I look at the web of my life and stand here, near the end of my warp (so to speak) and pick out this thread and that, threads that I had no idea would be incorporated into my life when I set out on this journey.

I have met wonderful people, made dear friends.  Been to lovely places.  Enjoyed conversations that ranged from quantum physics to the history of language.  I have been welcomed and treated royally.  People seem to enjoy my writing - something I dreamed of as a child but never imagined would become any sort of reality for me - blue collar poor, living in a geographically remote location.  And yet.

I traveled to Sweden (by freighter, across the Atlantic in May, which was...interesting), took a bus tour of Europe, toured England, visited Sweden several more times, have been to Greece and Istanbul (only 24 hours in Istanbul, but still).  I have been to nearly every province in this country (still a few more to get to) and many of the US states.

This blog is coming up to 1.5M  (Million!!!) page views.  I've published books, created educational weaving 'kits', done not one but two DVDs.

I've attended - and organized - conferences, sold my weaving wholesale, worked for a fashion designer, done 'ghost' weaving for others.

I've had the privilege of transcribing interviews (WeaveCast, Tien Chiu and others) and been interviewed for podcasts.

As a child I grew up thinking I was fragile.  That I'd never really amount to much.  But through the challenge of creating textiles, I seem to have 'finished' myself.  Into something "not fragile".

Currently reading The Prisoner in the Castle by Susan Elia McNeal


2 comments:

Shelbey Neil said...

Your writing is so beautiful.
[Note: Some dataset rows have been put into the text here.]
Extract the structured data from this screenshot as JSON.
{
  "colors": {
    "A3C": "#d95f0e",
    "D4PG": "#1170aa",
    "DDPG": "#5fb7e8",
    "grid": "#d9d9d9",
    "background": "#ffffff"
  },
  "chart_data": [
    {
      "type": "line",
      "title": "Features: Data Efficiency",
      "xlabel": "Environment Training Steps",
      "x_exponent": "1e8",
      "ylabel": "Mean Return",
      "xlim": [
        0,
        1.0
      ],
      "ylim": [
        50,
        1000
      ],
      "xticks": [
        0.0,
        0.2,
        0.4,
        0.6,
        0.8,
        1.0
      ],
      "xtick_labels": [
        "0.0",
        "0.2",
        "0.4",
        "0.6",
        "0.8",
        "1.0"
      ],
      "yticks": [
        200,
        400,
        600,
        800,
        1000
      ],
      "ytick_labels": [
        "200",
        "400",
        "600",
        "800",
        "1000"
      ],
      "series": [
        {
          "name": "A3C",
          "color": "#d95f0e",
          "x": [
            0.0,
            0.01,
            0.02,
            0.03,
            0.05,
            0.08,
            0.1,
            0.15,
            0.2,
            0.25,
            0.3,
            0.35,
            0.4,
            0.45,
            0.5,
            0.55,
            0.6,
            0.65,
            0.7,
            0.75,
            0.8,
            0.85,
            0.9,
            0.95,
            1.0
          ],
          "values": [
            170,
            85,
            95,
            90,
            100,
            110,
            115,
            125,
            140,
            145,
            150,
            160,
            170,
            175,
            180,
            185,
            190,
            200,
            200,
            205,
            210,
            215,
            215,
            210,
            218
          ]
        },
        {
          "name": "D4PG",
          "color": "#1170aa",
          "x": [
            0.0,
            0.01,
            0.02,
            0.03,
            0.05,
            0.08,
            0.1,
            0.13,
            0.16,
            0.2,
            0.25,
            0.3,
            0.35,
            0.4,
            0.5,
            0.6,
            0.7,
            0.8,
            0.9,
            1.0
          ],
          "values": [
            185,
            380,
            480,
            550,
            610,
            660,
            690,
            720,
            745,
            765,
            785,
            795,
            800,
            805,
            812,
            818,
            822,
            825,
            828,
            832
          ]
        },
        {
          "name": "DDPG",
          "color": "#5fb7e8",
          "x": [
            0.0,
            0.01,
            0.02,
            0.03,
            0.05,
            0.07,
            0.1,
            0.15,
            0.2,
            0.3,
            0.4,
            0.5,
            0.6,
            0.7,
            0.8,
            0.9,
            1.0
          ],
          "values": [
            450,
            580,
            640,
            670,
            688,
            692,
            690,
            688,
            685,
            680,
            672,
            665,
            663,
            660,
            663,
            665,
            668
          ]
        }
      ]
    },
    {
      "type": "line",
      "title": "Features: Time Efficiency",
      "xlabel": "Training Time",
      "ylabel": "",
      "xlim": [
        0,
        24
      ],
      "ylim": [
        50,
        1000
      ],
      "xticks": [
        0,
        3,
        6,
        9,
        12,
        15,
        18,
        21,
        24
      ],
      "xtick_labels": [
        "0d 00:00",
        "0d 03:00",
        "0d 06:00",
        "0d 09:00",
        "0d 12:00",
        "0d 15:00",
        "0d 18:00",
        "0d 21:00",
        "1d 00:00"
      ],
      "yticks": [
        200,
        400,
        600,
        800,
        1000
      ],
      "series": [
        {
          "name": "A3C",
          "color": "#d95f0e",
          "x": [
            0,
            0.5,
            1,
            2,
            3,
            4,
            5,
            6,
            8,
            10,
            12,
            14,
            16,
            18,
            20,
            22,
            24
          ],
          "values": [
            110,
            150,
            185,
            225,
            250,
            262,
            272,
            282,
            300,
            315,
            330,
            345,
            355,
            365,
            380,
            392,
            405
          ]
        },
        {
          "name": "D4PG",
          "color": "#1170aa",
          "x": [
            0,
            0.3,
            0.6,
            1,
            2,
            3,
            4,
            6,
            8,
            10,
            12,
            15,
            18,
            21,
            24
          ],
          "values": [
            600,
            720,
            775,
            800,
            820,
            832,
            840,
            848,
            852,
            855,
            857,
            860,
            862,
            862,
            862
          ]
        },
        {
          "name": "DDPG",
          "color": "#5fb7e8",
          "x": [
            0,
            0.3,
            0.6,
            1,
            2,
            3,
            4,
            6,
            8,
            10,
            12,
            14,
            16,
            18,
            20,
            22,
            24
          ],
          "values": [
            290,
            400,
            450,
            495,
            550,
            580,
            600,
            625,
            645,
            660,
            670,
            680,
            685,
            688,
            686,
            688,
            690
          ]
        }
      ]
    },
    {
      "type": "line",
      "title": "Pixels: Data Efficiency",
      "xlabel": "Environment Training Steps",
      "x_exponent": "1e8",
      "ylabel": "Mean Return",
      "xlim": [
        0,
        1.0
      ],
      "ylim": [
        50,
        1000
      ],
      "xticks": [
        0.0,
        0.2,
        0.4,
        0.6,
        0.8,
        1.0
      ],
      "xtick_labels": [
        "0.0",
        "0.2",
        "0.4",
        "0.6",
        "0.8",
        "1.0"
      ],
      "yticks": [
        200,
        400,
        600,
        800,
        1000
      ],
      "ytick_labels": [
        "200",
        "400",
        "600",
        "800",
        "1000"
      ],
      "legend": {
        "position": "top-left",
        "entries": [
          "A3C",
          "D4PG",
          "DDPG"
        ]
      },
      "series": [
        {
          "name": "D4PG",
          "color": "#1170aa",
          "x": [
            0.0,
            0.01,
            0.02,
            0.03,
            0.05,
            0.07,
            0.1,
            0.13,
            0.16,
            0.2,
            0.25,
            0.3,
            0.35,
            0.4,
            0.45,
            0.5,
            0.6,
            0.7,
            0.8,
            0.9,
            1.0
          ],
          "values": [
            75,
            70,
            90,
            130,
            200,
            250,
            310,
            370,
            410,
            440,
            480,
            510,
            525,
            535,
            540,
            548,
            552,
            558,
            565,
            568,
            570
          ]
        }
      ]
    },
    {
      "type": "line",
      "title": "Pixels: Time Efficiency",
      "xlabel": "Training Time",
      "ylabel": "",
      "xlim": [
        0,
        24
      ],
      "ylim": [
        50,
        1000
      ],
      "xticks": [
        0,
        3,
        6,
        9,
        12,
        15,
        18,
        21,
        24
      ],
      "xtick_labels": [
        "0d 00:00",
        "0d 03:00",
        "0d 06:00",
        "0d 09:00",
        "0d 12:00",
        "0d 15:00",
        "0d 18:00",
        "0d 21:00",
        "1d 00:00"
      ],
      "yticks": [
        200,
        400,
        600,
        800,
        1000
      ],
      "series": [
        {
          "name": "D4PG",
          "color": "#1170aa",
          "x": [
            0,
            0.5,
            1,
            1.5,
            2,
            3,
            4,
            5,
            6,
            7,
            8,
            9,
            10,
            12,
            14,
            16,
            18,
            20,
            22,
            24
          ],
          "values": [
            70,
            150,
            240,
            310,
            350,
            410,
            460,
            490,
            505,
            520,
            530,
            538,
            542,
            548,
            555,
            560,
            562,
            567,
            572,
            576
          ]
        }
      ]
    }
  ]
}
That’s exactly what I said as I finished reading: “That was beautiful.” Just a person who has always had an interest in weaving just trying to figure out if that’s even a thing anymore and stumbled upon your great blog. Thanks for being honest about the work required.

Laura Fry said...

Doing something challenging is one of the best reasons for doing it. :) If it was easy, everyone would do it, right? You can weave on any kind of approach you want to or can afford. Many people weave narrow goods on very simple looms, to rigid heddle looms, and onwards.

Thank you for your kind words. And welcome to weaving at whatever level you decide to participate.